Product Indemnification. Seller will indemnify, defend and hold harmless Buyer, its officers, employees, agents, successors, assigns, customers, and users of its products from and against any and all losses, expenses, damages, claims, suits and liabilities (including recall, repair and replacement expenses and other incidental and consequential damages; court costs and attorneys' fees) arising as a result of actual or alleged breach of any warranties or other terms contained herein or arising under any strict tort or negligence Draft of 5/29/90 claims premised on either an actual or alleged defect in the Goods. At Buyer's request, Seller will assume promptly full responsibility for the defense of any action described in this paragraph which may be brought or threatened by a third party against Seller and/or Buyer.
Product Indemnification. Supplier agrees to defend, indemnify and hold AmerisourceBergen and each of its subsidiaries and affiliates harmless against any and all claims, losses, damages, and liabilities whatsoever (and expenses connected therewith, including counsel fees) arising as a result of (a) any actual or asserted violation(s) of the Act or any other federal, state or local law or regulation by virtue of winch products or merchandise sold, supplied, or delivered by Supplier shall be alleged or determined to be adulterated misbranded, mislabeled or otherwise not in full compliance with or in contravention of any federal, state or local law or regulation, (b) the possession, distribution, sale and/or use of or by reason of the seizure of, any of the Supplier's Products, including any prosecution or action whatsoever by any governmental body or agency or by any private party, including claims of bodily injury, death or property damage, and (c) any actual or asserted claim that Supplier's Products or merchandise infringe any proprietary or intellectual property rights of any person, including without limitation the infringement of any trademarks or service names, trade names, trade secrets, inventions, patents or the violation of any copyright laws or any other applicable federal, state or local laws.
Product Indemnification. Vendor shall defend at its expense and hold Reseller and its affiliates harmless from any actions, claims, damages and judgments to the extent that they are based on claims that a Product sold or distributed by Reseller breached a warranty or resulted in harm to persons or property. Reseller shall notify Vendor promptly in writing of any such claim and give Vendor complete authority and information required for the defense and settlement of such claims. In such case, Vendor shall pay all costs, damages and settlements, including attorneys' fees, awarded against Reseller as a result of such claims.

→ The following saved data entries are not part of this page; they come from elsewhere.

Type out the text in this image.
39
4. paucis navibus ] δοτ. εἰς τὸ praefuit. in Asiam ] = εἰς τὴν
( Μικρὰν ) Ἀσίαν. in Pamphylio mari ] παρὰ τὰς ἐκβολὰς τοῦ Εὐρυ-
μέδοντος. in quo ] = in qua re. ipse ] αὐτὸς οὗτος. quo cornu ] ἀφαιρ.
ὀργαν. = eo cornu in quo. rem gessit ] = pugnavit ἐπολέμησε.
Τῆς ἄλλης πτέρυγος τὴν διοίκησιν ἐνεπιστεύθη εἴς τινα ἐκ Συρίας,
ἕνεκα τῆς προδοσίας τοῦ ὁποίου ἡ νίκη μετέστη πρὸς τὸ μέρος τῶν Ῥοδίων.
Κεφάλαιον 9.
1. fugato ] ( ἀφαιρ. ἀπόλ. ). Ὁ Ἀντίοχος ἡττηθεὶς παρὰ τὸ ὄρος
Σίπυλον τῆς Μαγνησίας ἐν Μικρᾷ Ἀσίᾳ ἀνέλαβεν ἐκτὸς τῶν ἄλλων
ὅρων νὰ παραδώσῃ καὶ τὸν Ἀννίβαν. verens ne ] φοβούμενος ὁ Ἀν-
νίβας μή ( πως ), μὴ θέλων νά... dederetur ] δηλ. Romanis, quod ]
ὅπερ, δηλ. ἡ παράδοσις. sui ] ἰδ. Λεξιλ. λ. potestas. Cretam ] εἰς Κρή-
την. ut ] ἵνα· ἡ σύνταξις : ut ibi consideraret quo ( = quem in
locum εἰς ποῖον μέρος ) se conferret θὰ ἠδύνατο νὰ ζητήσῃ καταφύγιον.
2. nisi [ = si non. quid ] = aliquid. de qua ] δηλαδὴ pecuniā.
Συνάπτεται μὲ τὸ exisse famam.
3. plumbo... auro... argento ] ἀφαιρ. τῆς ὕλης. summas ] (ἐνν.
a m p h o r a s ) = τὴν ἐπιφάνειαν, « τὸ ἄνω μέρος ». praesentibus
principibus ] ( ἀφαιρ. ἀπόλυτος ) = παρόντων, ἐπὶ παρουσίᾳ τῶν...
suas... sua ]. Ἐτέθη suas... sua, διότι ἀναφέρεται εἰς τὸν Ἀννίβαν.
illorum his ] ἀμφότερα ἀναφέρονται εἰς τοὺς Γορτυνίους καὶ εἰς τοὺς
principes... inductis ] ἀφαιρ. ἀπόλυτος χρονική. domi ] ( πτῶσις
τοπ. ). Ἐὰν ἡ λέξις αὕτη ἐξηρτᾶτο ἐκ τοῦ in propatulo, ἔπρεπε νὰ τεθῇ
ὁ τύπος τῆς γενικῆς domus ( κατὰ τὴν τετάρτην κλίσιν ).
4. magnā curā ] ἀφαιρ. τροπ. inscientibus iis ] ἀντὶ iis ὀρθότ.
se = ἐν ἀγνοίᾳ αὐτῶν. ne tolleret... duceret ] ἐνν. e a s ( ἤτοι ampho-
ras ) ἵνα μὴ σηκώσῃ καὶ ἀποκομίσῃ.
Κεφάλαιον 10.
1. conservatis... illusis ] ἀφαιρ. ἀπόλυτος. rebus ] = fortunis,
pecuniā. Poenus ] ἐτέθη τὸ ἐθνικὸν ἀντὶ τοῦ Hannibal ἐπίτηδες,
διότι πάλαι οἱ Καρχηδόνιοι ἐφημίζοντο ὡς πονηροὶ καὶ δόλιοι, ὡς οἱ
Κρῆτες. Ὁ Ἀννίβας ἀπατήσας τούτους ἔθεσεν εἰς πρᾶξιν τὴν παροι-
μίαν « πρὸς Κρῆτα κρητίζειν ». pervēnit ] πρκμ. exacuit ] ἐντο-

Product Indemnification. MDA agrees to indemnify, defend and hold harmless ArthroCare and its officers, directors, employees and agents from and against any and all losses, liabilities, claims, obligations, costs, expenses (including, without limitation, reasonable attorneysfees) which result from, arise out of or in connection with (a) any claim alleging that any Product infringes or misappropriates any Intellectual Property right of any third party, or (b) any product liability or similar claim including, without limitation, any claim for personal injury or injury to property relating to the development, testing, manufacture, promotion, distribution, use or other commercialization of any Product.